今年、社会的正義を求める抗議活動が広まった際、多くの企業が公式声明で「私たちは耳を傾け始める必要がある」や「今こそ耳を傾けるときだ」といった表現を使い、職場での差別に関する従業員の懸念を聞き入れる意志があることを主張した。
しかし、聞くだけでは十分ではない。企業はその際、自己弁護をしたり、問題を正当化したり、当事者に懲罰を与えたりしないことが必要だ。リーダーシップIQの調査では、管理職が職場での差別について自己弁護的にならずにいつも懸念を聞いてくれると感じていた黒人従業員はわずか11%だったが、白人ではこの割合が約2.5倍の28%だった。
こうした懸念を聞くことは簡単ではなく、時に不快なものだ。その際には、「認知的不協和」が起きることもある。認知的不協和とは、心理的に相反する2つの考え(あるいは態度や意見)を持っているときに生じる不快な緊張状態を指す言葉だ。

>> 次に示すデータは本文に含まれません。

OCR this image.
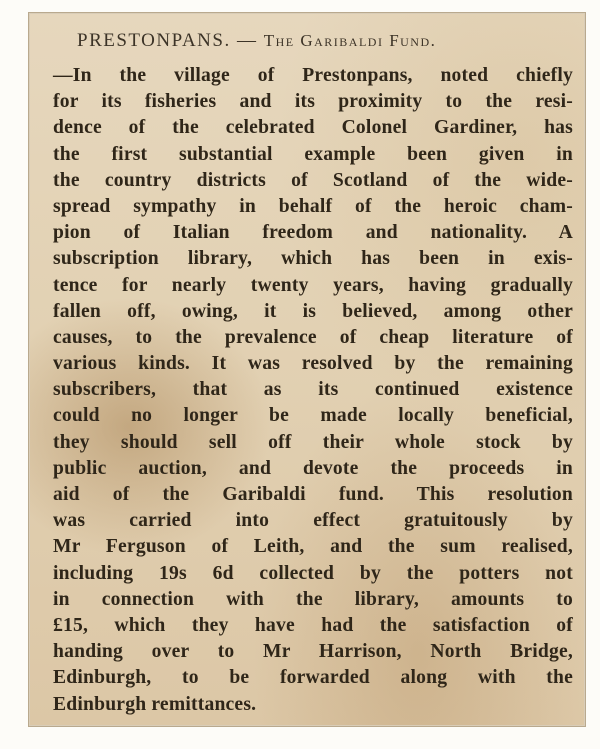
PRESTONPANS. — The Garibaldi Fund.
—In the village of Prestonpans, noted chiefly
for its fisheries and its proximity to the resi-
dence of the celebrated Colonel Gardiner, has
the first substantial example been given in
the country districts of Scotland of the wide-
spread sympathy in behalf of the heroic cham-
pion of Italian freedom and nationality. A
subscription library, which has been in exis-
tence for nearly twenty years, having gradually
fallen off, owing, it is believed, among other
causes, to the prevalence of cheap literature of
various kinds. It was resolved by the remaining
subscribers, that as its continued existence
could no longer be made locally beneficial,
they should sell off their whole stock by
public auction, and devote the proceeds in
aid of the Garibaldi fund. This resolution
was carried into effect gratuitously by
Mr Ferguson of Leith, and the sum realised,
including 19s 6d collected by the potters not
in connection with the library, amounts to
£15, which they have had the satisfaction of
handing over to Mr Harrison, North Bridge,
Edinburgh, to be forwarded along with the
Edinburgh remittances.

「聞く」ためには世界を相手の視点で見る必要があり、成功すれば新しいことを学べる。他の人がどのように感じ、考えているかについて新たな見識と深い理解を得ることができるのだ。ハーパー・リーの小説『アラバマ物語』に道徳観を体現する人物として登場するアティカス・フィンチは娘に対し重要な人生の教訓として、ある人の気持ちは「その人の肌を着て歩き回るまで」決して本当に理解することはできないと諭す。
スンダー・ピチャイが、その大変さを理解していることを願いたい。